Following the same logic, the most likely time of end for the first event is: 6:02:22.266 + ((696-212)/696)*0.09 = 6:02:22.329
And the confidence interval:
Min = 6:02:22.266 + ((696-212)/(696+67))0.09 = 6:02:22.323
Max = 6:02:22.266 + ((696-212)/(696-67))0.09 = 6:02:22.335
End of first event: 6:02:22.329 [CI: 6:02:22.323 - 6:02:22.335]
Therefore, we have: Duration of the first event: 0.449 seconds [CI: 0.436 - 0.461]
Second event:
For the second event, the frame starting at 6:02:22.626 has a signal intensity value of 116, suggesting a start of the second event at: 6:02:22.626 + (116/696)*0.09 = 6:02:22.641
And the confidence interval:
Min = 6:02:22.626 + (116/(696+67))*0.09 = 6:02:22.640
Max = 6:02:22.626 + (116/(696-67))*0.09 = 6:02:22.643
Start of second event: 6:02:22.641 [CI: 6:02:22.640 - 6:02:22.643]
For the end of the second event, the last frame (starting at 6:02:22.891) has a signal intensity of 576, which is slightly lower than average minus sd. Therefore, I’ll go with the hypothesis that a small fraction of this frame took place while the occultation was still ongoing, giving us an expected time of end for the second event of: 6:02:22.891 + ((696-576)/696)*0.09 = 6:02:22.906
Min = 6:02:22.891 + ((629-576)/629)*0.09 = 6:02:22.899
Max = 6:02:22.891 + ((763-576)/763)*0.09 = 6:02:22.913
End of the second event: 6:02:22.906 [CI: 6:02:22.899 - 6:02:22.913]
Therefore, we have a duration for the second event of: 0.266 seconds [CI: 0.256 - 0.273]
Note that my strategy for computing times and confidence intervals might not be the most refined startegy possible, but I doubt the results would change significantly by applying any other strategy.
Conclusion.
This occultation produced two events, of 0.449 and 0.266 seconds each, for a total of 0.715 seconds [CI: 0.692 - 0.734], which fits nicely with the 0.7 maximum duration predicted by OccultWatcher. This suggests that the entire width of the asteroid was sampled and makes the hypothesis of a grazing occultation with a convoluted shape unlikely.
Therefore, I am confident that this observation strongly suggests that (10424) Gaillard is a binary asteroid, made of two fragments of roughly 4.1 and 2.4 km in radius and I would like to encourage all observers to attempt future occultations by (10424) Gaillard.
A final note on the precision of time stamps.
Time stamps for this observation come from a mini-PC running Linux (Ubuntu) synchronized with NTP a few minutes before the event.

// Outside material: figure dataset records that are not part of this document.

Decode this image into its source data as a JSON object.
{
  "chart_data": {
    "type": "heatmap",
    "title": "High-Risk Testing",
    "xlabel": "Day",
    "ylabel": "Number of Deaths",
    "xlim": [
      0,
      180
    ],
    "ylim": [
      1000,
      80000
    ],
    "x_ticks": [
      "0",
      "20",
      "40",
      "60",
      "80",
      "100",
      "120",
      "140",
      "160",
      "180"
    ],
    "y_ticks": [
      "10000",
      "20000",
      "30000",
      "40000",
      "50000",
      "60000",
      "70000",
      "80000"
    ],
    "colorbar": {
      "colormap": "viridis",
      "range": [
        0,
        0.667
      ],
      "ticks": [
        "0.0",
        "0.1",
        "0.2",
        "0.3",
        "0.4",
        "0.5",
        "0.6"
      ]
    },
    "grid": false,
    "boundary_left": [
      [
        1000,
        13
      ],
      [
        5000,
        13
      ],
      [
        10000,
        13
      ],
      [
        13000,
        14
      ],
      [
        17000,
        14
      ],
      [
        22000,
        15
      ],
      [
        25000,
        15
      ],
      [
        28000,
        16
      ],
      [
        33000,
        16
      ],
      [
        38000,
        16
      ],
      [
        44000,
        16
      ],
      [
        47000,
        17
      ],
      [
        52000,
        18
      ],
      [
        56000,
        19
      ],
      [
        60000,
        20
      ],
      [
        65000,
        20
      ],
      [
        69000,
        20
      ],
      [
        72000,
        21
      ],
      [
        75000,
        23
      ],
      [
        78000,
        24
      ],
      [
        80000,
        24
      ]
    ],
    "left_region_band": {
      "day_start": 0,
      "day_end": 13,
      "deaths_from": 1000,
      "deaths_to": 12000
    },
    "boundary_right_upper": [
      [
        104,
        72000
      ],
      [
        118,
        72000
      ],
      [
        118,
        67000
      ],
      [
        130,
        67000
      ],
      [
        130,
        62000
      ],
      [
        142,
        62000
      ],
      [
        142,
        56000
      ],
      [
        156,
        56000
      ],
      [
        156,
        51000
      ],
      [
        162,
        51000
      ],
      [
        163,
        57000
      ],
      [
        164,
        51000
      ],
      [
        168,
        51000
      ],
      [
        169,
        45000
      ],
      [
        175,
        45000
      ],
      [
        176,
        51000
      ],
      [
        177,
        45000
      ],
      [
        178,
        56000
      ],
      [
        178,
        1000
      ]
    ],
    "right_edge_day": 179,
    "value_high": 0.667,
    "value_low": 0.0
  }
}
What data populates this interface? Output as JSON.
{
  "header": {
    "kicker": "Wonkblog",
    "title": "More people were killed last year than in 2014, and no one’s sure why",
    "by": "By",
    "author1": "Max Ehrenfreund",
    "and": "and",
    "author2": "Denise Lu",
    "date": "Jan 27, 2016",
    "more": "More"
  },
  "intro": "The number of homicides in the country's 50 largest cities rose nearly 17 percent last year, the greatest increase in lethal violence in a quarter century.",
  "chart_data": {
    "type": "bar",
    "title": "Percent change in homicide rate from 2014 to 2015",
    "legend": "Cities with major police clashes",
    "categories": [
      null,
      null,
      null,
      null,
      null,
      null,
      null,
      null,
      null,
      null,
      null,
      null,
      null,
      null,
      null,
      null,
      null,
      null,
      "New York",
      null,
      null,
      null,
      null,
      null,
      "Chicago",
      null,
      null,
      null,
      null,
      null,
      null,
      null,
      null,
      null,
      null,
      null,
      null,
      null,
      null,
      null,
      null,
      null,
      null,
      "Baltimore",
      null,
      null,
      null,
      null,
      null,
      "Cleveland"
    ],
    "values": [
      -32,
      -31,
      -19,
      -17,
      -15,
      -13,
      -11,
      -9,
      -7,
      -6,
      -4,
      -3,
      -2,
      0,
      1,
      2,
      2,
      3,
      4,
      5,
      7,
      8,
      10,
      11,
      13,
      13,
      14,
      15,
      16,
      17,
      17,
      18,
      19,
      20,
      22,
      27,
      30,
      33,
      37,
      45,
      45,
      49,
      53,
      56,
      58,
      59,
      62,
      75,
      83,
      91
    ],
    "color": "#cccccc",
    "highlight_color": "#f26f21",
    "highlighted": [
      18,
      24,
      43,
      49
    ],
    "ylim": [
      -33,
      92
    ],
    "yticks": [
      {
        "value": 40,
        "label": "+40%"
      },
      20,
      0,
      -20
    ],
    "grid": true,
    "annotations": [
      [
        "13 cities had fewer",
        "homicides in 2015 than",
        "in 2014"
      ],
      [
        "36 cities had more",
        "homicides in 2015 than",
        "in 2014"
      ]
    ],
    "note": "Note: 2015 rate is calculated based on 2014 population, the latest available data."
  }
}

There is considerable discussion (and a wide variety of opinions) regarding the precision/reliability of such time stamps. To ensure proper calibration, I use a GPS flasher device (one of Aart’s flasher systems, kindly provided to me by John Moore). I had programmed the flasher to emit two led flash of 1 second each, 20 seconds before and after the event. Here are the light curves for the white signal around these two flashes:
Using the same stratgey as above, and knowing that the average signal for the white signal during the flahs was 28,706 and that the signal for the frame starting at 6:01:48.941 was 5,702 we can estimate the start of the flash at: 6:01:48.941 + ( (28706-5702)/28706)*0.09 = 6:01:49.013
That would be 13 milliseconds after the LED actually started lighting up.
The end of the flash would have been timed at: 6:01:49.936 + (24300/28706)*0.09 = 6:01:50.012 (almost the same offset: 12ms)
Looking at the second flash:
Start: 6:02:49.998 + ( (28489-24661)/28489 )*0.09 = 6:02:50.010
End: 6:02:50.992 + (4785/28489)*0.09 = 6:02:51.007
Therefore, it appears that my timings are off by about 10 milliseconds. While it would be nice to have more accurate timing, this small clock drift does not change the main conclusions of this analysis.